Wie kamen Sie dann wieder zum SVP?
Anfang März bin ich zurückgekommen, Theo Liedl hat mich angerufen und gesagt, dass Fabian Lamotte Hilfe braucht. Also habe ich als Co-Trainer angefangen.
Nun sind Sie nach Lamottes Entlassung Cheftrainer. Beim 2:0-Sieg gegen Schwaig zum Debüt haben Sie auf den ersten Blick aber gar nicht so viel geändert. Wo sehen Sie in erster Linie Ansatzpunkte für neue Impulse?
So viel kann man in ein paar Tagen gar nicht machen. Wir haben ein bisschen das System geändert, spielen von der Ausrichtung her etwas defensiver. Aber in erster Linie will ich die positiven Sachen, die Fabian installiert hat, verstärken.
Theo Liedl sagt, der Abstieg müsse unbedingt vermieden werden, weil Pullach sonst für immer aus dem gehobenen Amateurfußball verschwindet. Spüren Sie diesen Druck?
Ich sehe es eher positiv. Ich freue mich einfach, wieder in Pullach zu sein, ich bin mit dem Verein schon immer verbunden. Und ich würde einfach supergern die Klasse halten.
Wie wirkt sich die Situation auf die Mannschaft aus?
Die Spieler wollen unbedingt den Abstieg vermeiden. Wir haben ja einige, die in der Jugend in Haching waren und daher an den Leistungsgedanken gewohnt sind. Alle geben gut Gas und das Trainingsniveau ist gerade sehr hoch, finde ich.
Spielt die Erfahrung aus dem Abstiegskampf der vergangenen Saison eine Rolle?
Ich weiß nicht. Ein Unterschied für mich ist, dass ich damals nur Theo Liedl unterstützt habe und diesmal verantwortlich bin. Außerdem war ich damals gleichzeitig noch als Jugendtrainer beim FC Bayern beschäftigt. Wir hatten vor einem Jahr vor allem ein schlechtes Relegationsspiel gegen den TSV 1865 Dachau, das wir daheim 0:3 verloren haben. Da kam ich zehn Minuten vor Spielbeginn vom Bayern-Campus. Diesmal habe ich den Kopf frei und kann mich ganz auf Pullach konzentrieren.

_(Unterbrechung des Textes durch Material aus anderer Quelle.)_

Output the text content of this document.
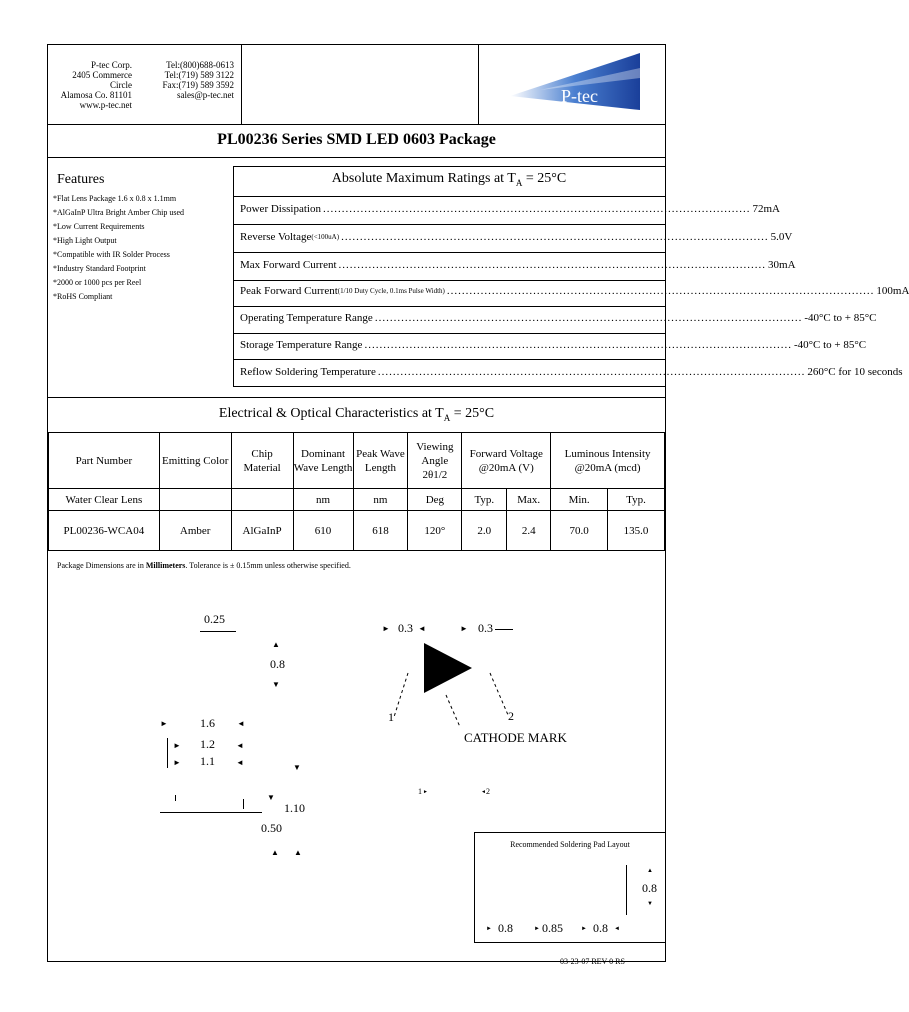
P-tec Corp.

2405 Commerce Circle

Alamosa Co. 81101

www.p-tec.net

Tel:(800)688-0613

Tel:(719) 589 3122

Fax:(719) 589 3592

sales@p-tec.net	P-tec
PL00236 Series SMD LED 0603 Package
Features
*Flat Lens Package 1.6 x 0.8 x 1.1mm
*AlGaInP Ultra Bright Amber Chip used
*Low Current Requirements
*High Light Output
*Compatible with IR Solder Process
*Industry Standard Footprint
*2000 or 1000 pcs per Reel
*RoHS Compliant
Absolute Maximum Ratings at $T_A = 25^\circ C$
Power Dissipation .................................................................................................................. 72mA
Reverse Voltage (<100uA) .................................................................................................................. 5.0V
Max Forward Current .................................................................................................................. 30mA
Peak Forward Current (1/10 Duty Cycle, 0.1ms Pulse Width) .................................................................................................................. 100mA
Operating Temperature Range .................................................................................................................. -40°C to + 85°C
Storage Temperature Range .................................................................................................................. -40°C to + 85°C
Reflow Soldering Temperature .................................................................................................................. 260°C for 10 seconds
Electrical & Optical Characteristics at $T_A = 25^\circ C$
Part Number	Emitting Color	Chip Material	Dominant Wave Length	Peak Wave Length	Viewing Angle 2θ1/2	Forward Voltage @20mA (V)		Luminous Intensity @20mA (mcd)	
Water Clear Lens			nm	nm	Deg	Typ.	Max.	Min.	Typ.
PL00236-WCA04	Amber	AlGaInP	610	618	120°	2.0	2.4	70.0	135.0
Package Dimensions are in Millimeters. Tolerance is ± 0.15mm unless otherwise specified.
0.25
▲
0.8
▼
►	1.6	◄
► 1.2	◄
► 1.1	◄
▼
▼
1.10
0.50
▲ ▲
► 0.3 ◄	► 0.3
1	2
CATHODE MARK
1 ►	◄ 2
Recommended Soldering Pad Layout
▲
0.8
▼
► 0.8	► 0.85	► 0.8 ◄
03-23-07 REV 0 RS
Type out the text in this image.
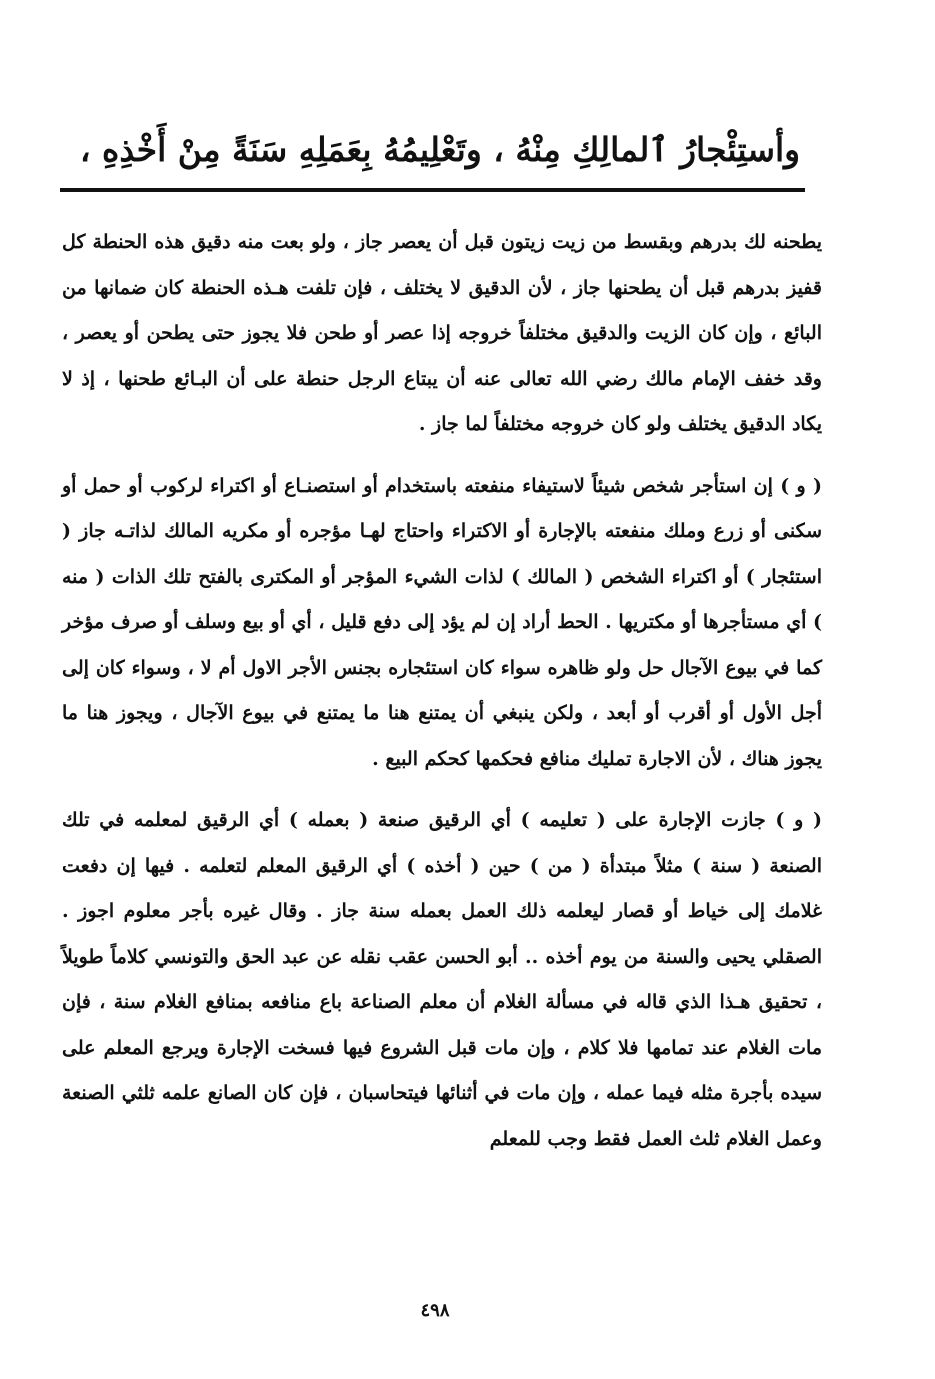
وأستِئْجارُ ٱلمالِكِ مِنْهُ ، وتَعْلِيمُهُ بِعَمَلِهِ سَنَةً مِنْ أَخْذِهِ ،

يطحنه لك بدرهم وبقسط من زيت زيتون قبل أن يعصر جاز ، ولو بعت منه دقيق هذه الحنطة كل قفيز بدرهم قبل أن يطحنها جاز ، لأن الدقيق لا يختلف ، فإن تلفت هـذه الحنطة كان ضمانها من البائع ، وإن كان الزيت والدقيق مختلفاً خروجه إذا عصر أو طحن فلا يجوز حتى يطحن أو يعصر ، وقد خفف الإمام مالك رضي الله تعالى عنه أن يبتاع الرجل حنطة على أن البـائع طحنها ، إذ لا يكاد الدقيق يختلف ولو كان خروجه مختلفاً لما جاز .

( و ) إن استأجر شخص شيئاً لاستيفاء منفعته باستخدام أو استصنـاع أو اكتراء لركوب أو حمل أو سكنى أو زرع وملك منفعته بالإجارة أو الاكتراء واحتاج لهـا مؤجره أو مكريه المالك لذاتـه جاز ( استئجار ) أو اكتراء الشخص ( المالك ) لذات الشيء المؤجر أو المكترى بالفتح تلك الذات ( منه ) أي مستأجرها أو مكتريها . الحط أراد إن لم يؤد إلى دفع قليل ، أي أو بيع وسلف أو صرف مؤخر كما في بيوع الآجال حل ولو ظاهره سواء كان استئجاره بجنس الأجر الاول أم لا ، وسواء كان إلى أجل الأول أو أقرب أو أبعد ، ولكن ينبغي أن يمتنع هنا ما يمتنع في بيوع الآجال ، ويجوز هنا ما يجوز هناك ، لأن الاجارة تمليك منافع فحكمها كحكم البيع .

( و ) جازت الإجارة على ( تعليمه ) أي الرقيق صنعة ( بعمله ) أي الرقيق لمعلمه في تلك الصنعة ( سنة ) مثلاً مبتدأة ( من ) حين ( أخذه ) أي الرقيق المعلم لتعلمه . فيها إن دفعت غلامك إلى خياط أو قصار ليعلمه ذلك العمل بعمله سنة جاز . وقال غيره بأجر معلوم اجوز . الصقلي يحيى والسنة من يوم أخذه .. أبو الحسن عقب نقله عن عبد الحق والتونسي كلاماً طويلاً ، تحقيق هـذا الذي قاله في مسألة الغلام أن معلم الصناعة باع منافعه بمنافع الغلام سنة ، فإن مات الغلام عند تمامها فلا كلام ، وإن مات قبل الشروع فيها فسخت الإجارة ويرجع المعلم على سيده بأجرة مثله فيما عمله ، وإن مات في أثنائها فيتحاسبان ، فإن كان الصانع علمه ثلثي الصنعة وعمل الغلام ثلث العمل فقط وجب للمعلم

٤٩٨
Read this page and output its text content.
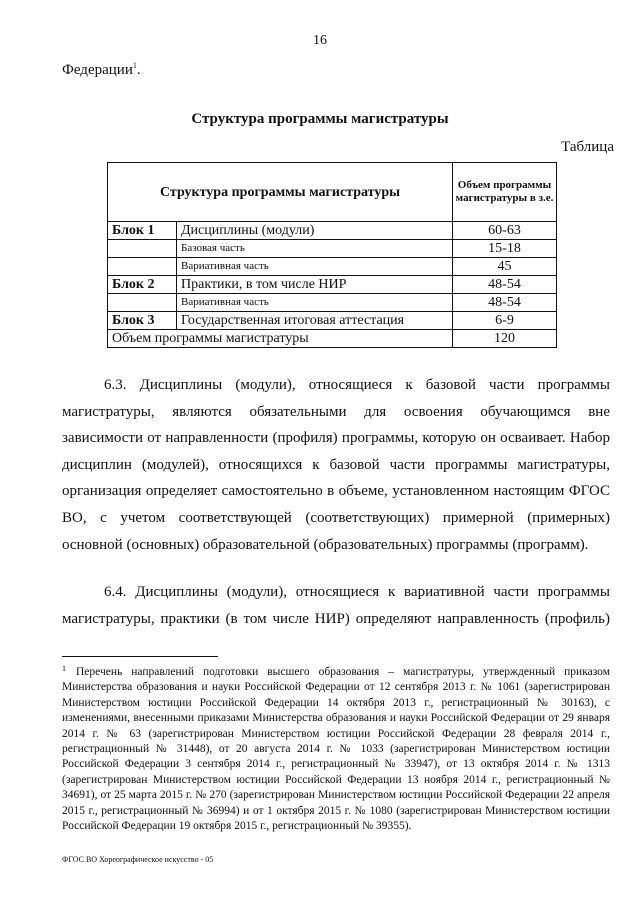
16
Федерации$^1$.
Структура программы магистратуры
Таблица
Структура программы магистратуры		Объем программы магистратуры в з.е.
Блок 1	Дисциплины (модули)	60-63
	Базовая часть	15-18
	Вариативная часть	45
Блок 2	Практики, в том числе НИР	48-54
	Вариативная часть	48-54
Блок 3	Государственная итоговая аттестация	6-9
Объем программы магистратуры		120

6.3. Дисциплины (модули), относящиеся к базовой части программы магистратуры, являются обязательными для освоения обучающимся вне зависимости от направленности (профиля) программы, которую он осваивает. Набор дисциплин (модулей), относящихся к базовой части программы магистратуры, организация определяет самостоятельно в объеме, установленном настоящим ФГОС ВО, с учетом соответствующей (соответствующих) примерной (примерных) основной (основных) образовательной (образовательных) программы (программ).

6.4. Дисциплины (модули), относящиеся к вариативной части программы магистратуры, практики (в том числе НИР) определяют направленность (профиль)

$^1$ Перечень направлений подготовки высшего образования – магистратуры, утвержденный приказом Министерства образования и науки Российской Федерации от 12 сентября 2013 г. № 1061 (зарегистрирован Министерством юстиции Российской Федерации 14 октября 2013 г., регистрационный № 30163), с изменениями, внесенными приказами Министерства образования и науки Российской Федерации от 29 января 2014 г. № 63 (зарегистрирован Министерством юстиции Российской Федерации 28 февраля 2014 г., регистрационный № 31448), от 20 августа 2014 г. № 1033 (зарегистрирован Министерством юстиции Российской Федерации 3 сентября 2014 г., регистрационный № 33947), от 13 октября 2014 г. № 1313 (зарегистрирован Министерством юстиции Российской Федерации 13 ноября 2014 г., регистрационный № 34691), от 25 марта 2015 г. № 270 (зарегистрирован Министерством юстиции Российской Федерации 22 апреля 2015 г., регистрационный № 36994) и от 1 октября 2015 г. № 1080 (зарегистрирован Министерством юстиции Российской Федерации 19 октября 2015 г., регистрационный № 39355).

ФГОС ВО Хореографическое искусство - 05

Haben Sie jetzt eigentlich einen Co-Trainer an Ihrer Seite?
Ja, Nico Le Page, der bei der SpVgg Unterhaching Athletiktrainer war, unterstützt mich. Er wohnt bei mir in München in der Nachbarschaft und hat auch eine Pullacher Vergangenheit, hat hier in der Jugend gespielt. Da habe ich ihn angerufen und er hat gerade eh Zeit.
Das Gespräch führte Umberto Savignano.